Tactical reading: why RCB won 🧩

RCB won because they understood conditions faster than Delhi did. The surface offered seam movement and bounce, but that only matters if bowlers use the correct length. Hazlewood and Bhuvneshwar did exactly that. They did not chase magic balls. They hit disciplined zones, forced batters to play, and made the new ball count.

Delhi lost because the innings had no stabilizing point. A top-order collapse can be repaired if one senior batter absorbs pressure. Here, KL Rahul, Nitish Rana, Axar Patel, Stubbs, and Rizvi were all gone before the innings reached four overs. Once DC were 8/6, the match no longer followed a normal T20 script.

RCB’s chase then showed the difference in clarity. They did not get stuck trying to “respect” the target. Padikkal attacked, Bethell gave early momentum, and Kohli ended the game before Delhi could even stretch it into the eighth over.

What the result means 📈

The result strengthened RCB’s position near the top of the IPL 2026 table. Times of India reported that RCB moved to 12 points from eight matches, consolidated second place, and improved their net run rate to +1.919, the best in the league at that stage. DC, meanwhile, remained seventh with six points from eight matches and a worsened NRR of -1.060.

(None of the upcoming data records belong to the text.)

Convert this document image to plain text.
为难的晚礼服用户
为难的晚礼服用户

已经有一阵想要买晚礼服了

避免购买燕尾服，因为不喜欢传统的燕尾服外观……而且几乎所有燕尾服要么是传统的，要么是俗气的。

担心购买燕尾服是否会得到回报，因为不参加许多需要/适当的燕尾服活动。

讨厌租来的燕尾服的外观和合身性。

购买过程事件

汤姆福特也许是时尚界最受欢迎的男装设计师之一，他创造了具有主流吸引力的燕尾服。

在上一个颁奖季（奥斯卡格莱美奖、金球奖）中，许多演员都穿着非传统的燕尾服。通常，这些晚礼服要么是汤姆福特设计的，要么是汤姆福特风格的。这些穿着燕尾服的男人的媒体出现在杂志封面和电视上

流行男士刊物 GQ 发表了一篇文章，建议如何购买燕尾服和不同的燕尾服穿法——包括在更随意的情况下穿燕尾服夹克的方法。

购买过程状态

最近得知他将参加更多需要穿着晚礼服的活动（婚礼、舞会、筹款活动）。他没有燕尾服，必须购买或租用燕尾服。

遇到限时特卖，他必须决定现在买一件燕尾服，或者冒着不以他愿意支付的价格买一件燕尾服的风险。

The win also mattered psychologically. RCB had already shown batting power earlier in the season, but this match showed they could win through the ball as well. For Delhi, the defeat was more than one bad innings. It came immediately after a historic 264/2, which made the drop to 75 all out even more severe.


Final verdict 🏁

RCB won this match in the first 24 balls. Bhuvneshwar Kumar and Josh Hazlewood destroyed Delhi’s top order, turning a full T20 match into a short chase before the powerplay ended. DC’s 75 all out was never enough, and RCB’s batters finished the job with clinical speed.

The scoreline says RCB won by 9 wickets. The real story is sharper: Delhi were beaten by the new ball, beaten by discipline, and beaten before their innings had any structure.